Quand Blevins a été mis à la porte par ses parents, Ann, qui était enceinte, a quitté sa famille pour aller vivre avec lui. "Je ne voulais pas qu’il reste seul", dit elle. Ils sont allés chercher une chambre dans un motel. Le 23 avril 2004, ils s’arrêtaient à Big Boy, un fast food qu’elle connaissait bien parce qu’il était à côté de l’appartement de Shirley Perry, la meilleure amie de sa grand-tante. Perry, qui avait 89 ans, gardait Ann quand elle était toute petite, Ann et Blevins étaient allés chez elle plusieurs fois, pour lui ramener des courses et lui rendre divers services.
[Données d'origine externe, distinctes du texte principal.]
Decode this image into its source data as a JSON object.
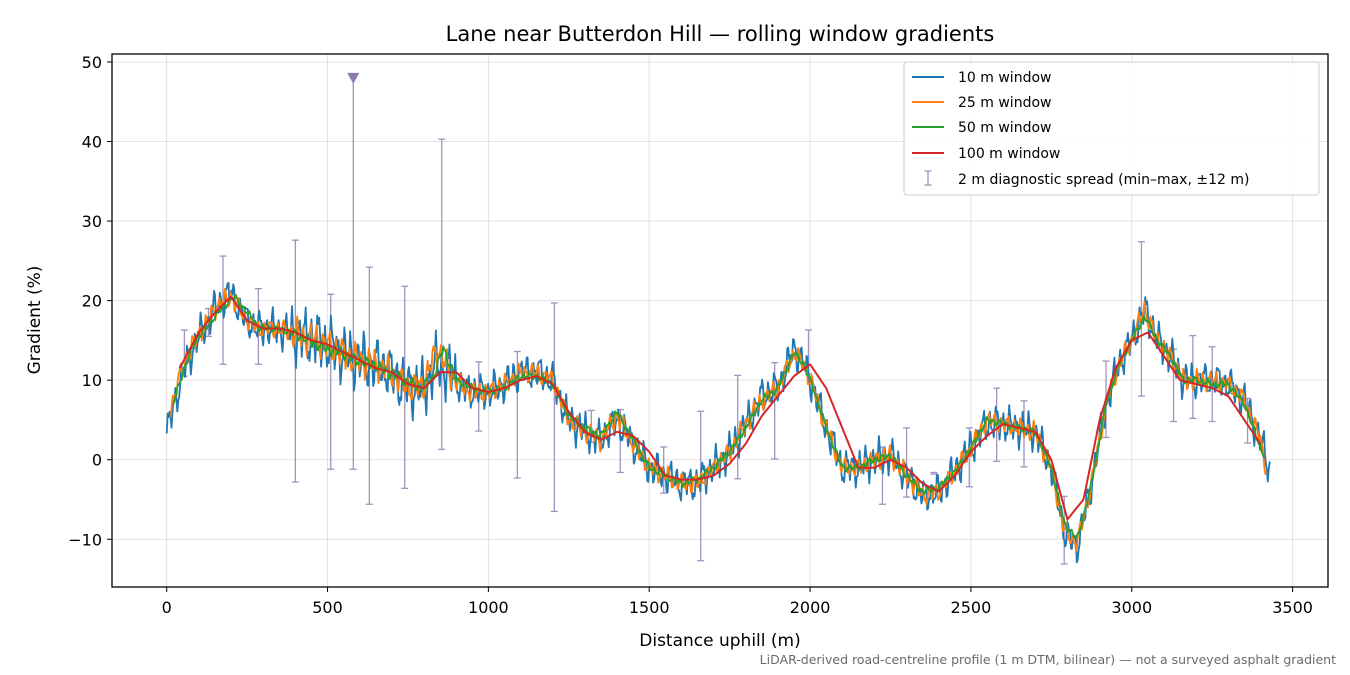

C’est là que la version officielle diffère de celle de Dupure. Au tribunal, l’accusation a estimé que les adolescents avaient décidé ensemble de tuer Perry pour lui prendre son argent - 30 dollars qui serviraient pour payer le motel et deux milk-shakes à Big boy. Dupure aurait activement participé au meurtre en frappant la vielle femme sur la tête avec une casserole et en allant prendre le couteau de cuisine que Blevins avait utilisé pour la tuer. Ann Dupure affirme qu’elle n’était pas dans l’appartement du tout, mais qu’elle attendait dans le restaurant, faisant abstraction de ce qui se passait, Blevins y étant allé seul.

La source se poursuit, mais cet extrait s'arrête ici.